We’re making a bit of progress on the tale of Anshul Rustagi, the London-based trader at Deutsche Bank, who tomorrow faces a disciplinary hearing after the bank discovered he had overstated his trading position by about £30m. The sum itself is not huge by the standards of the market in collateralised debt obligations in which he trades, but it’s still very interesting. We obviously want to find out much more about Rustagi himself but also what does this episode tell us about how CDOs are traded and priced? This is an illiquid market where valuations depend heavily on quite subjective assumptions about the valuation of other instruments and their underlying assets.

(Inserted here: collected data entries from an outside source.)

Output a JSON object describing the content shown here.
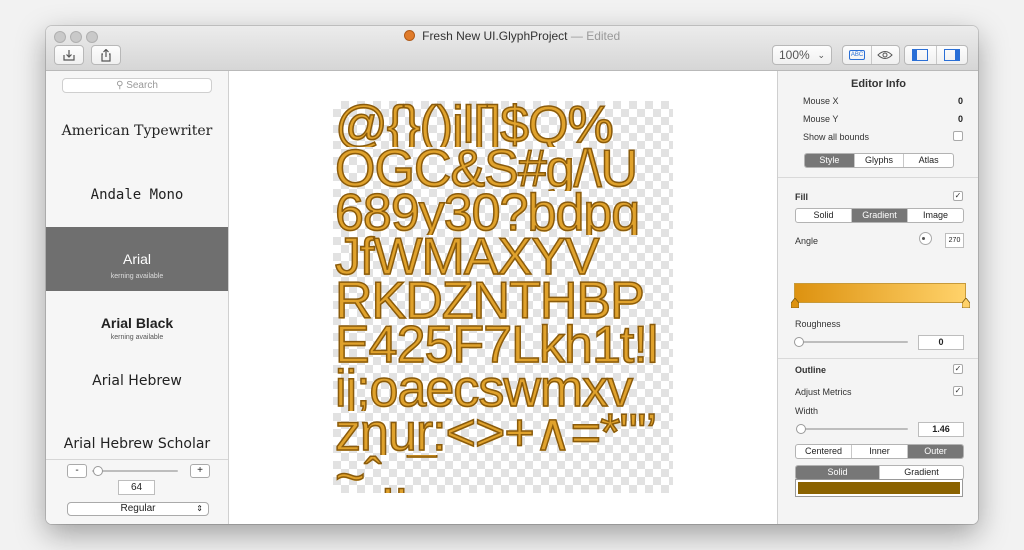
{
  "window": {
    "title": "Fresh New UI.GlyphProject",
    "title_separator": "—",
    "title_status": "Edited"
  },
  "toolbar": {
    "left_buttons": [
      {
        "icon": "export-icon"
      },
      {
        "icon": "share-icon"
      }
    ],
    "zoom_value": "100%",
    "view_buttons": [
      {
        "icon": "abc-icon",
        "label": "ABC"
      },
      {
        "icon": "eye-icon"
      }
    ],
    "panel_buttons": [
      {
        "icon": "left-panel-icon"
      },
      {
        "icon": "right-panel-icon"
      }
    ]
  },
  "sidebar": {
    "search_placeholder": "Search",
    "fonts": [
      {
        "name": "American Typewriter",
        "kerning": ""
      },
      {
        "name": "Andale Mono",
        "kerning": ""
      },
      {
        "name": "Arial",
        "kerning": "kerning available",
        "selected": true
      },
      {
        "name": "Arial Black",
        "kerning": "kerning available"
      },
      {
        "name": "Arial Hebrew",
        "kerning": ""
      },
      {
        "name": "Arial Hebrew Scholar",
        "kerning": ""
      }
    ],
    "size_minus": "-",
    "size_plus": "+",
    "font_size": "64",
    "font_size_fraction": 0.07,
    "style_value": "Regular"
  },
  "canvas": {
    "glyph_rows": [
      "@{}()jl[]$Q%",
      "OGC&S#g/\\U",
      "689y30?bdpq",
      "JfWMAXYV",
      "RKDZNTHBP",
      "E425F7Lkh1t!l",
      "ij;oaecswmxv",
      "zηur:<>+∧=*\"'’",
      "~ˆ..¯_"
    ],
    "fill_color": "#e0a22c",
    "outline_color": "#8a5b0c"
  },
  "inspector": {
    "editor_info_title": "Editor Info",
    "mouse_x_label": "Mouse X",
    "mouse_x_value": "0",
    "mouse_y_label": "Mouse Y",
    "mouse_y_value": "0",
    "show_bounds_label": "Show all bounds",
    "tabs": [
      "Style",
      "Glyphs",
      "Atlas"
    ],
    "active_tab": "Style",
    "fill_label": "Fill",
    "fill_modes": [
      "Solid",
      "Gradient",
      "Image"
    ],
    "fill_active_mode": "Gradient",
    "angle_label": "Angle",
    "angle_value": "270",
    "gradient_start_color": "#dd9210",
    "gradient_end_color": "#ffd26a",
    "roughness_label": "Roughness",
    "roughness_value": "0",
    "outline_label": "Outline",
    "adjust_metrics_label": "Adjust Metrics",
    "width_label": "Width",
    "width_value": "1.46",
    "outline_positions": [
      "Centered",
      "Inner",
      "Outer"
    ],
    "outline_active_position": "Outer",
    "outline_modes": [
      "Solid",
      "Gradient"
    ],
    "outline_active_mode": "Solid",
    "outline_swatch_color": "#8a6200"
  }
}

The story has ignited an interesting debate in the blogosphere. Some seem to think Rustagi (or Rusty, as one blogger says he was called at business school) is being made a scapegoat by Deutsche; others think the case raises questions about how ethics are taught at business school.

In other news, we have another bid for a construction company - this time for MJ Gleeson from an unnamed “investment firm”. We’ll have more to tell you about it all tomorrow.

We also have a decent trading update from Jessops, thanks to hot demand for digital cameras.

Pilkington shares are off today after weekend reports that the group had given up hope of a bid from Nippon Sheet Glass. However, as we said in the paper this morning and and as sources are telling Reuters, the talks don’t seem to be quite dead yet.